Taking over the world is a big enough prize, compared to the wealth of a typical agent, that even a small chance of achieving it should already be enough to act. And waiting is dangerous if there’s a chance of other agents outrunning you. So multiple agents having DSA but not acting for uncertainty reasons seems unlikely.
Logical vs physical risk aversion
Imagine you care about the welfare of two koalas living in separate rooms. Given a choice between both koalas dying with probability 1⁄2 or a randomly chosen koala dying with probability 1, why is the latter preferable?
You could say our situation is different because we’re the koala. Fine. Imagine you’re choosing between a 1⁄2 physical risk and a 1⁄2 logical risk to all humanity, but both of them will happen in 100 years when you’re already dead, so the welfare of your copies isn’t at question. Why is the physical risk preferable? How is that different from the koala situation?
Taking over the world is a big enough prize, compared to the wealth of a typical agent, that even a small chance of achieving it should already be enough to act.
In CAIS, AI services aren’t agents themselves, especially the lower level ones. If they’re controlled by humans, their owners/operators could well be risk verse enough (equivalently, not assign high enough utility to taking over the world) to not take advantage of a DSA given their uncertainty.
Imagine you’re choosing between a 1⁄2 physical risk and a 1⁄2 logical risk to all humanity, but both of them will happen in 100 years when you’re already dead, so the welfare of your copies isn’t at question. Why is the physical risk preferable?
I don’t think it’s possible for the welfare of my copies to not be at question. See this comment.
Another line of argument is that suppose we’ll end up getting most of our utility from escaping simulations and taking over much bigger/richer universes. In those bigger universes we might eventually meet up with copies of us from other Everett branches and have to divide up the universe with them.
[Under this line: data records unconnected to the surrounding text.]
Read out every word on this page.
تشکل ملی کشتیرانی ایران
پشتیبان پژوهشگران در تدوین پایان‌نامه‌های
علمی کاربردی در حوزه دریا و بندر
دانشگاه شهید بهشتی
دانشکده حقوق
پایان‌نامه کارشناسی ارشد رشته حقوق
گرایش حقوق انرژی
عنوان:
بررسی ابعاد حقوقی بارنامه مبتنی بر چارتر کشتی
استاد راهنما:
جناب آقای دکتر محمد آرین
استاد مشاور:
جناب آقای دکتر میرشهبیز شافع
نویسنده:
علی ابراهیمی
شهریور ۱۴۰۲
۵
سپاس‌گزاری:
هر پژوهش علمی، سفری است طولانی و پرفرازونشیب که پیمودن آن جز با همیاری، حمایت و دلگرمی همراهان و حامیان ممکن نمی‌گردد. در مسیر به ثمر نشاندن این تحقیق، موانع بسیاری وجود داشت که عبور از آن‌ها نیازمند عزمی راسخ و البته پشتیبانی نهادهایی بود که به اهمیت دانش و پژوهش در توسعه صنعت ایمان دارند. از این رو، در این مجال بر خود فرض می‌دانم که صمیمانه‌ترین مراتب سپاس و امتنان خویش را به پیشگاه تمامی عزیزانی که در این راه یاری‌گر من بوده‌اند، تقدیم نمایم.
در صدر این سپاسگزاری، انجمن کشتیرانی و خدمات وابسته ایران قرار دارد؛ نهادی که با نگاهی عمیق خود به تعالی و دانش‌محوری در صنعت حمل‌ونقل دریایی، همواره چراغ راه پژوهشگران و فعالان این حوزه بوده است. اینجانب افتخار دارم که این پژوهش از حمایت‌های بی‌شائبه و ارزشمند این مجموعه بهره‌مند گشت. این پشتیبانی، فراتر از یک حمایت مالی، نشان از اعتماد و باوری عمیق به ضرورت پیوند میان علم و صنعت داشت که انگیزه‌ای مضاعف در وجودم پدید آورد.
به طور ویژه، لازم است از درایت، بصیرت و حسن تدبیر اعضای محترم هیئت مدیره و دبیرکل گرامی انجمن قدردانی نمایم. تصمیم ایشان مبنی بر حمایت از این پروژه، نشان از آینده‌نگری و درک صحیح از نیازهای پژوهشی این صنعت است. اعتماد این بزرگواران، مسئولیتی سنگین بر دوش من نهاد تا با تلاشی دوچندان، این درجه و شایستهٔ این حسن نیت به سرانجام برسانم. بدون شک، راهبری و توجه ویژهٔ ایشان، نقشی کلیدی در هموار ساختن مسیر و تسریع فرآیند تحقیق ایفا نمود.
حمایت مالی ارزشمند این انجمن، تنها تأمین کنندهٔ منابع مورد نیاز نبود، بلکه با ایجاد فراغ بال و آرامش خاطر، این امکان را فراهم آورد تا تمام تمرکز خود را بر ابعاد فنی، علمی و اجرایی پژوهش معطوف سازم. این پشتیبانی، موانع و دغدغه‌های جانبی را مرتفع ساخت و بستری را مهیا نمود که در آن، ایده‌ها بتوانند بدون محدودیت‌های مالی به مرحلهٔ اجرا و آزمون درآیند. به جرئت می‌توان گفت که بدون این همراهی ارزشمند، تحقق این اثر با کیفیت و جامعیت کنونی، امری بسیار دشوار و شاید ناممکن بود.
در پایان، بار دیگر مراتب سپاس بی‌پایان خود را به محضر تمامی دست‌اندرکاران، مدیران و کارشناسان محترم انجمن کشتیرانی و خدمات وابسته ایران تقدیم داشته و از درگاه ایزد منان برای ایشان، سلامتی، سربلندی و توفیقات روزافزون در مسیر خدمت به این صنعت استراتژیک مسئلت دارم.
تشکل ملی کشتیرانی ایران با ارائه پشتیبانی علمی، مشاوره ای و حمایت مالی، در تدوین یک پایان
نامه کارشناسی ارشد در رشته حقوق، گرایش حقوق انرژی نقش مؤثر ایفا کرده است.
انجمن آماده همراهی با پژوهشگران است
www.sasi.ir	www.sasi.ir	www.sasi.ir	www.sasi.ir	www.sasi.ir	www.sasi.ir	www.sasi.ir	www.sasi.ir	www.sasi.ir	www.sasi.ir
So physical risk isn’t as concerning in that scenario because the surviving branches will end up with larger shares of the base universes.
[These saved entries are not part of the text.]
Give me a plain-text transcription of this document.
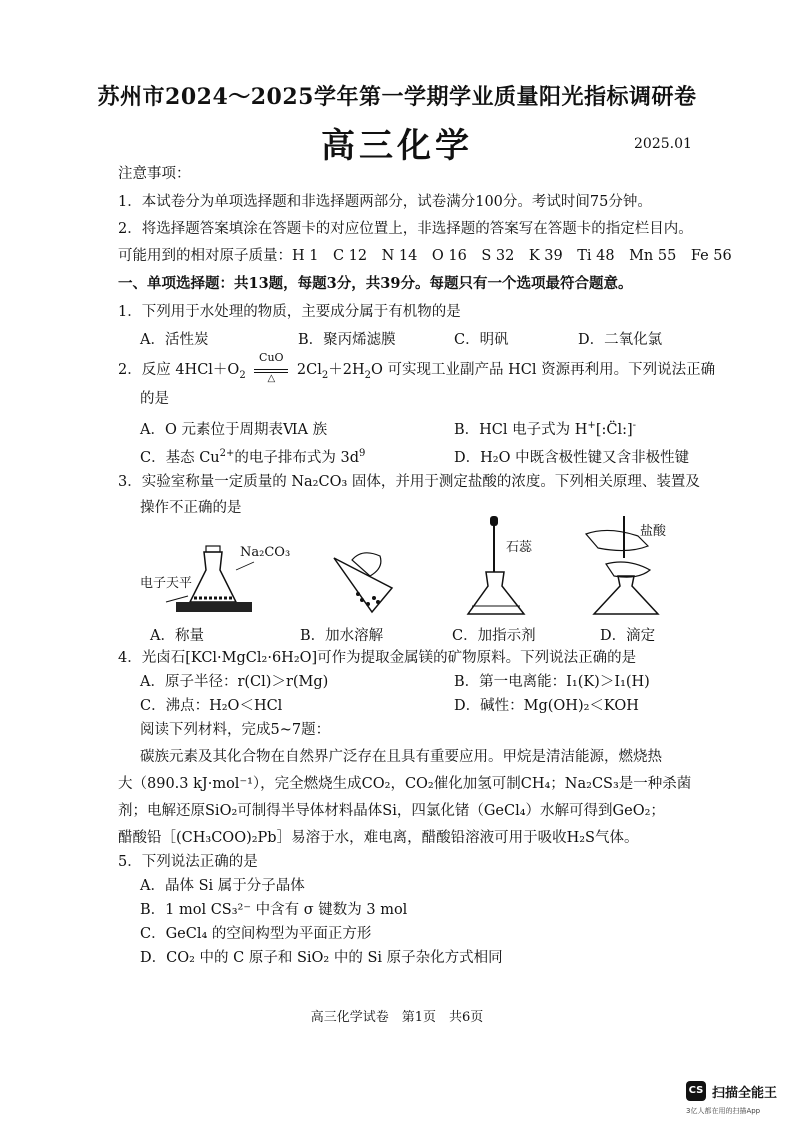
苏州市2024～2025学年第一学期学业质量阳光指标调研卷
高三化学	2025.01
注意事项：
1．本试卷分为单项选择题和非选择题两部分，试卷满分100分。考试时间75分钟。
2．将选择题答案填涂在答题卡的对应位置上，非选择题的答案写在答题卡的指定栏目内。
可能用到的相对原子质量：H 1　C 12　N 14　O 16　S 32　K 39　Ti 48　Mn 55　Fe 56
一、单项选择题：共13题，每题3分，共39分。每题只有一个选项最符合题意。
1．下列用于水处理的物质，主要成分属于有机物的是
A．活性炭	B．聚丙烯滤膜	C．明矾	D．二氧化氯
2．反应 $4HCl+O_2$
CuO
△
$2Cl_2+2H_2O$ 可实现工业副产品 HCl 资源再利用。下列说法正确
的是
A．O 元素位于周期表ⅥA 族	B．HCl 电子式为 H+[:C̈l:]-
C．基态 $Cu^{2+}$的电子排布式为 $3d^9$	D．H₂O 中既含极性键又含非极性键
3．实验室称量一定质量的 Na₂CO₃ 固体，并用于测定盐酸的浓度。下列相关原理、装置及
操作不正确的是
Na₂CO₃
电子天平
石蕊
盐酸
A．称量	B．加水溶解	C．加指示剂	D．滴定
4．光卤石[KCl·MgCl₂·6H₂O]可作为提取金属镁的矿物原料。下列说法正确的是
A．原子半径：r(Cl)＞r(Mg)	B．第一电离能：I₁(K)＞I₁(H)
C．沸点：H₂O＜HCl	D．碱性：Mg(OH)₂＜KOH
阅读下列材料，完成5~7题：
碳族元素及其化合物在自然界广泛存在且具有重要应用。甲烷是清洁能源，燃烧热
大（890.3 kJ·mol⁻¹），完全燃烧生成CO₂，CO₂催化加氢可制CH₄；Na₂CS₃是一种杀菌
剂；电解还原SiO₂可制得半导体材料晶体Si，四氯化锗（GeCl₄）水解可得到GeO₂；
醋酸铅［(CH₃COO)₂Pb］易溶于水，难电离，醋酸铅溶液可用于吸收H₂S气体。
5．下列说法正确的是
A．晶体 Si 属于分子晶体
B．1 mol CS₃²⁻ 中含有 σ 键数为 3 mol
C．GeCl₄ 的空间构型为平面正方形
D．CO₂ 中的 C 原子和 SiO₂ 中的 Si 原子杂化方式相同
高三化学试卷　第1页　共6页
CS 扫描全能王
3亿人都在用的扫描App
A similar line of thought is that in an acausal trade scenario, each surviving branch of a physical risk could get a better deal because whatever thing of value they have to offer has become more scarce in the multiverse economy.
Many such intuitions seem to rely on “doors” between worlds. That makes sense—if we have two rooms of animals connected by a door, then killing all animals in one room will just lead to it getting repopulated from the other room, which is better than killing all animals in both rooms with probability 1⁄2. So in that case there’s indeed a difference between the two kinds of risk.
The question is, how likely is a door between two Everett branches, vs. a door connecting a possible world with an impossible world? With current tech, both are impossible. With sci-fi tech, both could be possible, and based on the same principle (simulating whatever is on the other side of the door). But maybe “quantum doors” are more likely than “logical doors” for some reason?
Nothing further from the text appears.